As its job, the banking business deals with all about solving information issues among savers, borrowers, and other market participants. For instance, on the credit or borrowing side of the business, the bank will require good information to know who to lend, when to lend, and when to intervene in the business of a troubled borrower. On the payment side of the banking business, banks require accurate and fast information on the integrity of the receiver of the payments. Detecting debit card and credit card fraud is also a trust and information issue. Banks have always been enjoying a monopoly over information as it was difficult to process accurate information without involving an intermediary.
However, the revolution in big computing and data power has altered the monopoly of information in the past decade. For instance, Square Inc. has altered the process of collection of financial information for small businesses across America. This is another bank fintech challenge.
These hindrances corresponded with the 2008-09 global financial crisis which primarily impacted both the supply and demand side of the entire banking business. On the demand side, the consumers lost their trust in the financial system. According to the annual Gallup polls, the confidence of the Americans in the financial banking system declined to an all time low after the prevailing financial crisis and since then it has remained low. Simultaneously innovation in technology started to replace the trust for institutions which provided the tech firm a fantastic window of choices to enter the financial sector. Companies like PayPal grabbed the opportunity to provide payment services at a faster speed and a lower price. The traditional banks found it hard to compete as they were still figuring the regulatory burden that was caused post crisis. As a result of which the banking business changed forever.
What Can Be Done To Survive The Bank Fintech Challenge?
There are certain strategies that if undertaken by the traditional banks can save them from getting replaced. They are as follows:
- One strategy to survive the bank fintech challenge is to acquire the fintech banks to improve the speed and efficiency of banking. This is a strategy that has been undertaken by JP Morgan.
- Another strategy involves making an investment in Fintech startups through VC investments. For instance companies like JPMorgan, Goldman Sachs, Capital One, Citi, and others have collected equity stakes in various startups in capital markets, wealth management, and cryptocurrency via VC investments.
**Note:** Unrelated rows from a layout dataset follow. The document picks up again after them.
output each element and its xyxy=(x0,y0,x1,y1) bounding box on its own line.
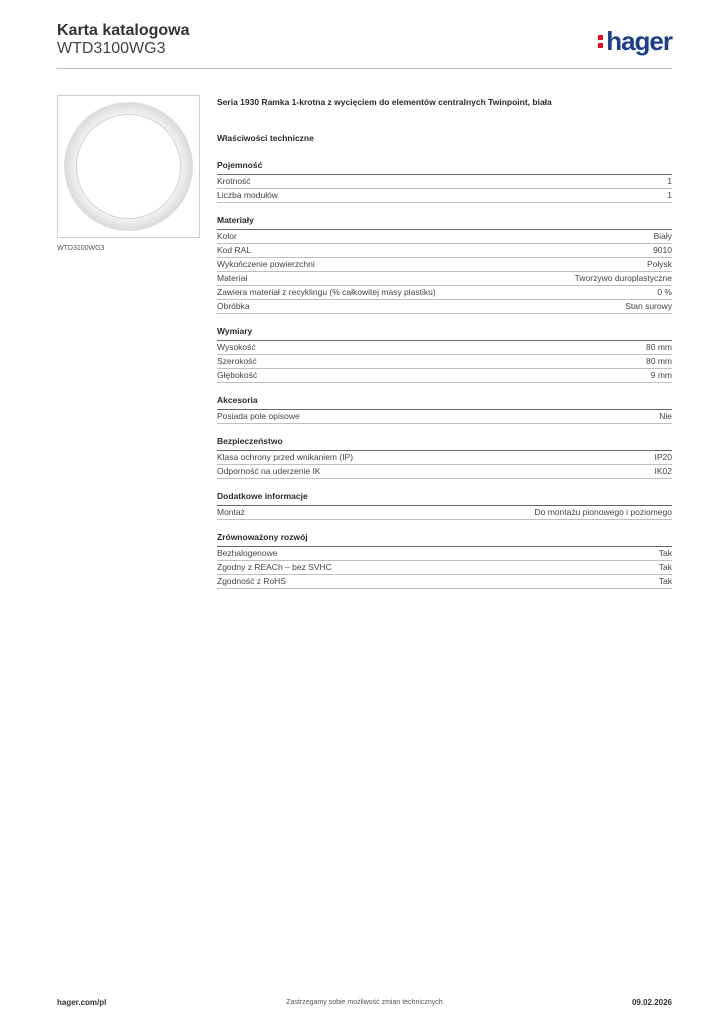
logo-text: hager xyxy=(606,26,672,56)
section-title: Wymiary xyxy=(217,326,672,341)
spec-row xyxy=(217,561,672,575)
spec-value: 80 mm xyxy=(646,342,672,352)
document-title: Karta katalogowa xyxy=(57,22,190,39)
spec-label: Zawiera materiał z recyklingu (% całkowitej masy plastiku) xyxy=(217,287,436,297)
spec-label: Kolor xyxy=(217,231,237,241)
spec-value: 1 xyxy=(667,190,672,200)
spec-section xyxy=(217,326,672,383)
spec-value: Do montażu pionowego i poziomego xyxy=(534,507,672,517)
properties-heading: Właściwości techniczne xyxy=(217,133,314,143)
spec-sections xyxy=(217,160,672,589)
document-footer xyxy=(57,997,672,1009)
spec-row xyxy=(217,175,672,189)
spec-section xyxy=(217,491,672,520)
spec-section xyxy=(217,532,672,589)
spec-row xyxy=(217,465,672,479)
spec-row xyxy=(217,547,672,561)
spec-label: Posiada pole opisowe xyxy=(217,411,300,421)
spec-label: Liczba modułów xyxy=(217,190,278,200)
spec-value: IK02 xyxy=(654,466,672,476)
spec-label: Wykończenie powierzchni xyxy=(217,259,315,269)
spec-label: Montaż xyxy=(217,507,245,517)
spec-value: Tak xyxy=(658,576,672,586)
spec-value: Tak xyxy=(658,562,672,572)
spec-section xyxy=(217,436,672,479)
spec-value: 9010 xyxy=(653,245,672,255)
spec-value: 80 mm xyxy=(646,356,672,366)
spec-label: Szerokość xyxy=(217,356,257,366)
footer-date: 09.02.2026 xyxy=(631,998,672,1007)
spec-label: Odporność na uderzenie IK xyxy=(217,466,321,476)
section-title: Bezpieczeństwo xyxy=(217,436,672,451)
spec-row xyxy=(217,244,672,258)
spec-value: 9 mm xyxy=(650,370,672,380)
spec-row xyxy=(217,575,672,589)
spec-value: Tak xyxy=(658,548,672,558)
spec-label: Kod RAL xyxy=(217,245,252,255)
spec-row xyxy=(217,355,672,369)
section-title: Dodatkowe informacje xyxy=(217,491,672,506)
spec-value: 0 % xyxy=(657,287,672,297)
spec-value: IP20 xyxy=(654,452,672,462)
spec-value: Biały xyxy=(653,231,672,241)
spec-label: Krotność xyxy=(217,176,251,186)
image-caption: WTD3100WG3 xyxy=(57,245,105,252)
frame-ring-icon xyxy=(58,96,199,237)
product-code: WTD3100WG3 xyxy=(57,40,166,57)
spec-section xyxy=(217,215,672,314)
spec-row xyxy=(217,341,672,355)
section-title: Akcesoria xyxy=(217,395,672,410)
footer-website: hager.com/pl xyxy=(57,998,107,1007)
spec-label: Zgodny z REACh – bez SVHC xyxy=(217,562,332,572)
spec-label: Obróbka xyxy=(217,301,250,311)
spec-row xyxy=(217,506,672,520)
spec-label: Wysokość xyxy=(217,342,256,352)
spec-row xyxy=(217,272,672,286)
spec-value: Nie xyxy=(659,411,672,421)
spec-value: 1 xyxy=(667,176,672,186)
spec-row xyxy=(217,230,672,244)
spec-row xyxy=(217,258,672,272)
product-description: Seria 1930 Ramka 1-krotna z wycięciem do elementów centralnych Twinpoint, biała xyxy=(217,97,552,107)
spec-label: Głębokość xyxy=(217,370,258,380)
spec-row xyxy=(217,300,672,314)
spec-value: Tworzywo duroplastyczne xyxy=(574,273,672,283)
spec-label: Zgodność z RoHS xyxy=(217,576,286,586)
logo-dots-icon xyxy=(598,31,604,51)
spec-value: Połysk xyxy=(646,259,672,269)
spec-row xyxy=(217,369,672,383)
spec-content xyxy=(217,96,672,601)
header-divider xyxy=(57,68,672,69)
spec-row xyxy=(217,451,672,465)
spec-row xyxy=(217,189,672,203)
spec-label: Bezhalogenowe xyxy=(217,548,278,558)
section-title: Zrównoważony rozwój xyxy=(217,532,672,547)
spec-row xyxy=(217,286,672,300)
document-header xyxy=(57,22,672,68)
section-title: Materiały xyxy=(217,215,672,230)
spec-label: Klasa ochrony przed wnikaniem (IP) xyxy=(217,452,354,462)
spec-section xyxy=(217,160,672,203)
product-image xyxy=(57,95,200,238)
section-title: Pojemność xyxy=(217,160,672,175)
spec-value: Stan surowy xyxy=(625,301,672,311)
spec-row xyxy=(217,410,672,424)
hager-logo xyxy=(598,28,672,54)
spec-section xyxy=(217,395,672,424)
footer-notice: Zastrzegamy sobie możliwość zmian technicznych xyxy=(286,999,443,1006)
spec-label: Materiał xyxy=(217,273,248,283)
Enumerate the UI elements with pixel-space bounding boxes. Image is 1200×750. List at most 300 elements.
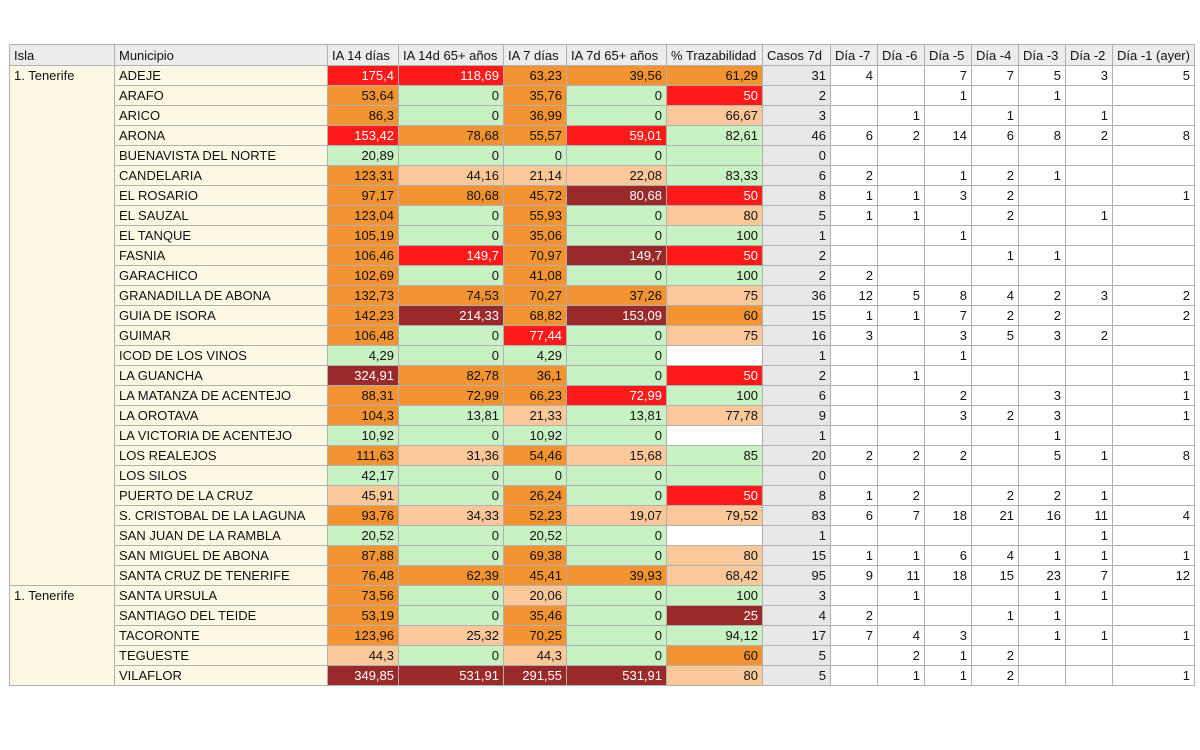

- Finally, the third strategy is to be in a strategic partnership with the tech firms to take the advantage of the expertise of both the entities.
The bank fintech challenge is unlikely to survive unless the banking world embraces one or more of the strategies that are mentioned above. The ongoing competition among the Fintech firms and the traditional banks offers them great opportunities to expand their sources of funding, lower the cost of capital, and improve the working capital management.